Sur le terrain, les évolutions se concrétisent peu à peu. En 2023, la Métropole de Bordeaux a passé des marchés intégrant des critères environnementaux comme le réemploi et le recyclé pour l’achat de jouets et d’objets promotionnels. De son côté, la ville de Nice a investi dans des téléphones reconditionnés tandis que Toulon Métropole a lancé un marché pour l’achat de pièces détachées de véhicules légers, issues de l’économie circulaire. Au sein du GIP Maximilien, qui couvre le périmètre francilien, Anaelle Mazin perçoit davantage d’intentions : « nous n’avons pas encore de retours d’expérience suffisants concernant l’application de l’article 58 de la loi AGEC. Nous savons toutefois que des acheteurs ont cherché à s’approvisionner en équipements de protection individuelle sans y parvenir, étant donné la très faible offre en la matière (en lien notamment avec l’interdiction de l’article R4312-8 du Code du travail). Dans le même temps, nous enregistrons encore des craintes concernant l’achat de matériel informatique d’occasion qui serait jugé moins performant que des appareils neufs ». Comme la plupart des acheteurs publics, le GIP salue la suppression des codes CPV dans le nouveau décret. Ces nomenclatures ont posé beaucoup de questions et les acheteurs ont largement sollicité les Guichets verts à l’échelle nationale pour savoir si tel ou tel article entrait dans l’obligation de la loi AGEC, souligne Anaelle Mazin.

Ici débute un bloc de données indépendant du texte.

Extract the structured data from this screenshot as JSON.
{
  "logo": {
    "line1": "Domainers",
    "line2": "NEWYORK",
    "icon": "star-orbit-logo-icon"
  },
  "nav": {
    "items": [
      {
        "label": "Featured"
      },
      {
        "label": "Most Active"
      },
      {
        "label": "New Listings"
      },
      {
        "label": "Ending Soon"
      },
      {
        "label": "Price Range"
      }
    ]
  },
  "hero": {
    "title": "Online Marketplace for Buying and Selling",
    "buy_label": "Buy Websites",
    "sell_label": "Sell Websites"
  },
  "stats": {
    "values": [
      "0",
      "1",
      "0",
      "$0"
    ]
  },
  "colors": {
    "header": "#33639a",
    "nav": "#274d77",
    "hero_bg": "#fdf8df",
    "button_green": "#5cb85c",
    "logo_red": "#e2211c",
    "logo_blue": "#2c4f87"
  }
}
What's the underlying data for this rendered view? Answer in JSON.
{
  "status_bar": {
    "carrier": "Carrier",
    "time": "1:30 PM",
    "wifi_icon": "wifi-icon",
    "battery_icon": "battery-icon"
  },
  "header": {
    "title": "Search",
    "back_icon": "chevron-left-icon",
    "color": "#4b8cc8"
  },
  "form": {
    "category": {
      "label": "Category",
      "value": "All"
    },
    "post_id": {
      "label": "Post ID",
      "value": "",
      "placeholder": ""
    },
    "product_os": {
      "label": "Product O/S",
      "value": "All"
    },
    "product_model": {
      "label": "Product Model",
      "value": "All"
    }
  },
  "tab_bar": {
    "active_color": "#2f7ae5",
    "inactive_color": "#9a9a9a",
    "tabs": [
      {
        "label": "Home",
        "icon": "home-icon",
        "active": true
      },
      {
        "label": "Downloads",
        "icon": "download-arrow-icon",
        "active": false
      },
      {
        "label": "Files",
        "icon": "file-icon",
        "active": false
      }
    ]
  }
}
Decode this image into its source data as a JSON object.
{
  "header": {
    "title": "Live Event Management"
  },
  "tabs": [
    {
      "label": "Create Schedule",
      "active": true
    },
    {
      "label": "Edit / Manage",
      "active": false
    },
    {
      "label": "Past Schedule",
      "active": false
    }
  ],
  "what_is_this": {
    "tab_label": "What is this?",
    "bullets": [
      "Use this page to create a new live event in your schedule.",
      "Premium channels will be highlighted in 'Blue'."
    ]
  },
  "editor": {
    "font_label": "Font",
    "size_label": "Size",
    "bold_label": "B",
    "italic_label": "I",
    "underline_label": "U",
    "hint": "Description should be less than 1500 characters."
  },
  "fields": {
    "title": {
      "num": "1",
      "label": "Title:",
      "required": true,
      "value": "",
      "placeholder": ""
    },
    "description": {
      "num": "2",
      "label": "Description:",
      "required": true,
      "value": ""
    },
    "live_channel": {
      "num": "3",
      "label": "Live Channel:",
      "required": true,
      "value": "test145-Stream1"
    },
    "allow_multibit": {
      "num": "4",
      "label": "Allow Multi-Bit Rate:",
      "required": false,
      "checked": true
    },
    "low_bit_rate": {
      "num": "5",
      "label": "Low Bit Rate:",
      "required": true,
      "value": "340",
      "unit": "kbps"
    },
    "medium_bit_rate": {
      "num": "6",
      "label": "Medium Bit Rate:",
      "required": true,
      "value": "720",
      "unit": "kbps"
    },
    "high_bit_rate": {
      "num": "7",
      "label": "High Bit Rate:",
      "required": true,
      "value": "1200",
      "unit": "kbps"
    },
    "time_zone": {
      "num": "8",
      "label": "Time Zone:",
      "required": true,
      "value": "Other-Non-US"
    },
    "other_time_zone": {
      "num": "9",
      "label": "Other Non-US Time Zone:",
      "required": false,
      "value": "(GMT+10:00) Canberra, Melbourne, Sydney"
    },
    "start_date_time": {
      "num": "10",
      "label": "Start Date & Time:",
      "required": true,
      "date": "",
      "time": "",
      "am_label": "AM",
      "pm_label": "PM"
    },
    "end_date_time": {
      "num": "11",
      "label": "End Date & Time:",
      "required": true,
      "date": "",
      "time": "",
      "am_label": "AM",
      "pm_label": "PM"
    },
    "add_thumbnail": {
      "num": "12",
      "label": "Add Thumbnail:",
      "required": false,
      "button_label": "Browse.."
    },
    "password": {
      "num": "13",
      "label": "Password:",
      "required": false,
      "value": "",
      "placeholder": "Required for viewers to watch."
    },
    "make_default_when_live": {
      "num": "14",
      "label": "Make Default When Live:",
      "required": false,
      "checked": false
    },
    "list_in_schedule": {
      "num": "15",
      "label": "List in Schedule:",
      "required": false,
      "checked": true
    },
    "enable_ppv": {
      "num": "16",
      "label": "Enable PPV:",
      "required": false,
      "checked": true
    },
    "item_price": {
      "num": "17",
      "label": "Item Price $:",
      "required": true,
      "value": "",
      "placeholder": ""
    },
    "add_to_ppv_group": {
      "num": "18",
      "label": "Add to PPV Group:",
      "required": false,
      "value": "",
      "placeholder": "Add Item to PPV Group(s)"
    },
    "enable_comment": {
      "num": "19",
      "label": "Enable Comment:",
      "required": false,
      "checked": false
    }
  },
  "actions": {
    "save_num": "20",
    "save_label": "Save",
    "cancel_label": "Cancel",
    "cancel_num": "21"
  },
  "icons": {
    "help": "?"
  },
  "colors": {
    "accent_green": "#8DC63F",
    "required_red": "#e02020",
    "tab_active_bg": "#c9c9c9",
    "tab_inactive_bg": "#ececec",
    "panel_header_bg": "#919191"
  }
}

Pour accompagner les acteurs dans la mise en œuvre, le Commissariat général au développement durable (CGDD), avec l’appui des directions ministérielles de Bercy, publiera un guide d’accompagnement l’été 2024. Ce guide en cours de rédaction, répondra aux problématiques fréquentes relevées par les acheteurs par catégorie de produit. Ces réponses seront agrémentées de retours d’expérience d’acheteurs. Des événements et webinaires seront également organisés pour présenter le dispositif et répondre aux questions des acheteurs. Dans le cadre du Plan national sur les achats durables (PNAD), les acteurs publics bénéficient par ailleurs d’un service de conseil environnemental gratuit porté par les réseaux régionaux de la commande publique. Ce service, rendu à travers les guichets verts, répond à toutes les questions des acheteurs pour intégrer des considérations environnementales dans leurs marchés (réglementation, sourcing de produits durables, critères environnementaux, clauses d’exécution…). Le CGDD anime en outre un programme d’aide à l’élaboration des Schémas de promotion des achats socialement et écologiquement responsables (SPASER). Ceux-ci sont obligatoires pour tous les acteurs soumis au code de la commande publique qui ont un montant d’achat annuel supérieur à 50 millions d’euros.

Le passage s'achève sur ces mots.